Avcı-toplayıcılar yaklaşık her 5 yılda bir çocuk sahibi olabiliyorken, tarıma geçen ilk topluluklar muhtemelen her birkaç yılda bir çocuk sahibi olabiliyordu. Bilim insanları bu küçük kapların Neolitik Dönem'de neden "doğum oranı patlaması" yaşandığını açıklayabileceğini düşünüyor.

Dr. Dunne şunları ekledi:

İnsanlar çiftçilere dönüştü ve tahıl yetiştirmeye başladı. İnsanlar bir kez yerleşik hayata geçtikten ve bebeklerini besleyebilecekleri fazladan yiyeceğe sahip olduktan sonra daha sık ve daha çok bebek yapmaya başladı. Doğurganlık artar ve bu doğum oranı patlamasına ve nüfusun muazzam artışına neden olur.

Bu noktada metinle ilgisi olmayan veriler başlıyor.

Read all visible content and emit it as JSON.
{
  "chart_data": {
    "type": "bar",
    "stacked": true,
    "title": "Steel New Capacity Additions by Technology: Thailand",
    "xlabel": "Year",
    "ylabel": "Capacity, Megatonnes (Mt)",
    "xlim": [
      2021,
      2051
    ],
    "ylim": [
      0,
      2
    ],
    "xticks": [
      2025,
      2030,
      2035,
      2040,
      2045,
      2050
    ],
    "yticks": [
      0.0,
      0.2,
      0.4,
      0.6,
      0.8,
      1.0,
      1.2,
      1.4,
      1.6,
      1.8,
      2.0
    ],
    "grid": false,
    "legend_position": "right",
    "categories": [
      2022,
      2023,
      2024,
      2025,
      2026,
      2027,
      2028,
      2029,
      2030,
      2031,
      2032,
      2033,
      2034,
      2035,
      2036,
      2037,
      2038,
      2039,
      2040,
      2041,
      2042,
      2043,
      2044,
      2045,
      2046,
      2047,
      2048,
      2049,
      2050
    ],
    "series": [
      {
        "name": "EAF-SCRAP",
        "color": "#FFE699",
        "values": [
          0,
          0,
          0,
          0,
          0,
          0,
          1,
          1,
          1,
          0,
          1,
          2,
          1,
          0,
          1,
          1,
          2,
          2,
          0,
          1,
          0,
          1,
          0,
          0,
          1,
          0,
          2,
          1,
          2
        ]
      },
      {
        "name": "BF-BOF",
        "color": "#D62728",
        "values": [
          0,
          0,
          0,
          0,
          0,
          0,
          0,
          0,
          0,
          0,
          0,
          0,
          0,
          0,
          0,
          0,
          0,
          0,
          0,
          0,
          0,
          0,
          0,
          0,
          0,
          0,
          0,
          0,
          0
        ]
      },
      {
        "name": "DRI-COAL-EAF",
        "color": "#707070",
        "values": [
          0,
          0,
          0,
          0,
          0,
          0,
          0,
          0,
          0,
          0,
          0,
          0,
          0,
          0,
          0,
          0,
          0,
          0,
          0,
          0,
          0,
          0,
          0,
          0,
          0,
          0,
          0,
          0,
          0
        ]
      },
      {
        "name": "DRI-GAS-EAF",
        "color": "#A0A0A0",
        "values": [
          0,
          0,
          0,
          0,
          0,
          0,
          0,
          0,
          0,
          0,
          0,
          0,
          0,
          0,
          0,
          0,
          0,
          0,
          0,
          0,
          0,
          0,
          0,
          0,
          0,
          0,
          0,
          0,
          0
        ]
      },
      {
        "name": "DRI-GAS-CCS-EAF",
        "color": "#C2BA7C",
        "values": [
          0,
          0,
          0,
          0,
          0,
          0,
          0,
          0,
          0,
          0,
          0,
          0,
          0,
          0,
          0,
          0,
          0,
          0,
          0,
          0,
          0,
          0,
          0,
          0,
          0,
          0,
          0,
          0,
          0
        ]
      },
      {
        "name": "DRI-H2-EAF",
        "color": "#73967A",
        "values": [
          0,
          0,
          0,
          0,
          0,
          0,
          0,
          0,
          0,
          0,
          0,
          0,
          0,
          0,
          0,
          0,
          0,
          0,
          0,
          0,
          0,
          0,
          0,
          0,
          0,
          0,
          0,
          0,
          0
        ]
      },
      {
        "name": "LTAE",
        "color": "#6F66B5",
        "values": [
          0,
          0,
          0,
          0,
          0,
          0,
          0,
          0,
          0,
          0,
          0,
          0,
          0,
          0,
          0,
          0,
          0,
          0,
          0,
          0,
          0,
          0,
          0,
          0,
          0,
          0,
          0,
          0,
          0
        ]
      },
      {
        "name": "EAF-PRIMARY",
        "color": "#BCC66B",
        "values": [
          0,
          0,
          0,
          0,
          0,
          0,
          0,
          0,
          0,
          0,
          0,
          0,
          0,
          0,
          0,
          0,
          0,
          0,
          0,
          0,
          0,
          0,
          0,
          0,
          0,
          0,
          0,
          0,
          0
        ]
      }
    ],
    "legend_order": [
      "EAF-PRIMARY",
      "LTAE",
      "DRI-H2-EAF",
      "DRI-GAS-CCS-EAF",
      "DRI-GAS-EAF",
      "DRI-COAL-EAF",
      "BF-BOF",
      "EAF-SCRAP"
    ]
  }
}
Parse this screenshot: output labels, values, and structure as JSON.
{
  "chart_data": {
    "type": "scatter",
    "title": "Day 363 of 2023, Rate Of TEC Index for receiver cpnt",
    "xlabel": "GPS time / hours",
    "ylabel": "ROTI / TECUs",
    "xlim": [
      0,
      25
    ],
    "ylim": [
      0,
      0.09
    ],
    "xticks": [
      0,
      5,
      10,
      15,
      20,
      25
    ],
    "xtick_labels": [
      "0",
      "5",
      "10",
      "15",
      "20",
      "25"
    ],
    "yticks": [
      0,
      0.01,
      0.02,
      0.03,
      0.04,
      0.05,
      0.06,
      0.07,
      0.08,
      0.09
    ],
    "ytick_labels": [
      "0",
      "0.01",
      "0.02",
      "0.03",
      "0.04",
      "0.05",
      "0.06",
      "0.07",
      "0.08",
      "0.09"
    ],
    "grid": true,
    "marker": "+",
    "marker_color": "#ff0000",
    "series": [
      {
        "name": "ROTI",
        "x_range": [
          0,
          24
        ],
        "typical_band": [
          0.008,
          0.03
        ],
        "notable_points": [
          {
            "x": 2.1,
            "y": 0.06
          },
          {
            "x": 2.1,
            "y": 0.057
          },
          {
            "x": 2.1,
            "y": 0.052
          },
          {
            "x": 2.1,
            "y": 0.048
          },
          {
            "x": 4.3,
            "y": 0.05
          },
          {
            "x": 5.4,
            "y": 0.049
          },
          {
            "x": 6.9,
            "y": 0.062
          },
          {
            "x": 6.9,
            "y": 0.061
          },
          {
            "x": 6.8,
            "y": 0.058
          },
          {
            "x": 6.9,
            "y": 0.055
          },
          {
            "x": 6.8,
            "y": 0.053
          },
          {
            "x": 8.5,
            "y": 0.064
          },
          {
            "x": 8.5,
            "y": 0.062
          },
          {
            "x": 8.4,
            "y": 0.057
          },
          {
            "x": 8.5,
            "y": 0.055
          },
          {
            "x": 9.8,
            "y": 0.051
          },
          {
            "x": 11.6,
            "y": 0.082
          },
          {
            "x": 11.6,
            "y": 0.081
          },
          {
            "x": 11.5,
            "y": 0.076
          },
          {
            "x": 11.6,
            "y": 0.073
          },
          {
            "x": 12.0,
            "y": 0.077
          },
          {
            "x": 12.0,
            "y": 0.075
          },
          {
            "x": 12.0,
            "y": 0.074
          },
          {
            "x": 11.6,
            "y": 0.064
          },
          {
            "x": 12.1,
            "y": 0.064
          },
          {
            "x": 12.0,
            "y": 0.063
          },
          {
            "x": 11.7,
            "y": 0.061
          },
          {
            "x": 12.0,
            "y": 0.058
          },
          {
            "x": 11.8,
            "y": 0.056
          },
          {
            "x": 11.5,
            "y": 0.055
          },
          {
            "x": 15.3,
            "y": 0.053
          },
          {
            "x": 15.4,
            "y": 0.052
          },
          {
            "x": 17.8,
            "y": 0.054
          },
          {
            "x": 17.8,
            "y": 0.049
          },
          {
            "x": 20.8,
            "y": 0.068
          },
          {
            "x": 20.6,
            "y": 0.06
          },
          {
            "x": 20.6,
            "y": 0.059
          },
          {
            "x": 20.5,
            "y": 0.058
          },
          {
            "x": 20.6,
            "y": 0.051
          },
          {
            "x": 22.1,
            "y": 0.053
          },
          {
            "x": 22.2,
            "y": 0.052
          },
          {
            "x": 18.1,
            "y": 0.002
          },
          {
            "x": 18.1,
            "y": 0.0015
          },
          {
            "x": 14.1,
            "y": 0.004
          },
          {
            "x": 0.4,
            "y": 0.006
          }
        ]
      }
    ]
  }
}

Bilim insanları, Bavyera'daki çocuk mezarlarında keşfedilen üç tarihi biberonu inceledi. Bunlardan ikisi erken Demir Çağ'ında MÖ 800'le MÖ 450 arasına tarihlenen, biri geç Bronz Çağ'ında MÖ 1200'le MÖ 800 arasına tarihlenen mezarlardı. Bu parçalar yaşları 0'la 6 arasında değişen çocukların yanında bulundu.

fazla oku

Bu bölüm, konuyla ilgili referans noktalarını içerir. (Related Nodes field)

Çapları 5'le 10 cm arasında değişen bu biberonların bebeğin ağzına sığacak son derece dar ağızlıkları vardı. Emzik ağızları o kadar küçüktü ki ne için kullandıklarını belirlemek zordu ve araştırmacılar analizleri tamamlayana kadar hasta yetişkinler veya yaşlıları beslemek için kullandıklarını düşünüyordu.

İçlerinde ne bulunduğunu anlamak için bilim insanları hayvan ürünlerinde bulunan yağ asitleri üzerinde kimyasal analiz gerçekleştirdi. Bulunan kaplardan ikisinde geviş getiren bir hayvanın (sığır, koyun veya keçi), diğerindeyse geviş getirmeyen bir canlının (muhtemelen bir domuz veya insan) sütünün kullanıldığını keşfettiler.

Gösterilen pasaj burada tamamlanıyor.